Se de um lado, esta Declaração Universal tem respaldo de todos há, porém, certa reserva com o item 06. É bom estarmos atentos porque a água é “patrimônio universal” e, consequentemente, não pode ser privatizada e comercializada.
Como cristãos e, utilizando-nos da Bíblia, precisamos afirmar que a água é dom da natureza. Deus a criou (Gn 1,6-13), bem como os rios que frutificam a terra (Gn 2,10-14); a faz brotar, gratuitamente, da rocha (Ex 7,6) e purifica a que se estragou (2 Rs 2,21); faz brotar água pura do Templo de Jerusalém, formando um rio que traz fartura onde passa (Ez 47,1-12); a água cura (Jo 5,1-9) e é gratuita (Apoc 21,6; 22,17).
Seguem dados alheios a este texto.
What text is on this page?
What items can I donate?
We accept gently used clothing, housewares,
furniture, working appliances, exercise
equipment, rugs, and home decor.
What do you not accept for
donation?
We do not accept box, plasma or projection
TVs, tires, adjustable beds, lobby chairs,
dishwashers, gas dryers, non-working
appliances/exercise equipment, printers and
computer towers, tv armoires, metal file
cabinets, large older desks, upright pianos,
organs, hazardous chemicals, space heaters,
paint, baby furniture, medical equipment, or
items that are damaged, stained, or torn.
Por outro lado, a luta pela posse da água provoca atritos entre pastores (Ex 2, 13-22), trama a morte de Moisés (Ex 17,1-4) e desune o próprio povo, no poço de Jacó (Jo 4,7-15). A água, também, é fonte de salvação e morte como relatam os episódios do dilúvio (Gn 7,1-23) e a passagem do Mar Vermelho (Ex 14,15-31). Seguidamente, a Bíblia se refere à água e ela não vem do acaso, pois está relacionada com o Criador.
Os que vivenciam o carisma franciscano são impelidos a lutarem pela defesa da água, assim como ela é: “Louvado sejas, meu Senhor, pela irmã água que é mui útil, humilde, preciosa e casta (Cântico do Irmão Sol, 7). Este é o seu direito, deixar ser o que ela é, de fato!
Por fim, é necessário acreditar e viver a experiência do Mestre Jesus, no encontro com a samaritana, junto ao poço de Jacó: “Quem beber desta água terá sede novamente. Mas quem beber da água que Eu lhe der, tornar-se-á, nele, uma fonte de água que jorra para a vida eterna” (Jo 4,13-14).
Esta promessa, Ele a reafirma por ocasião da Festa dos Tabernáculos. “No último dia, o mais solene da festa, de pé, no meio do Templo, grita: Quem tiver sede, venha a Mim, e beba! É como diz a Escritura: ‘do seu interior brotarão rios de água viva’. Jesus falou isso referindo-se ao Espírito que iam receber os que Nele acreditassem. Com efeito, ainda não tinham o Espírito porque ainda não havia sido glorificado” (Jo 7,37-39).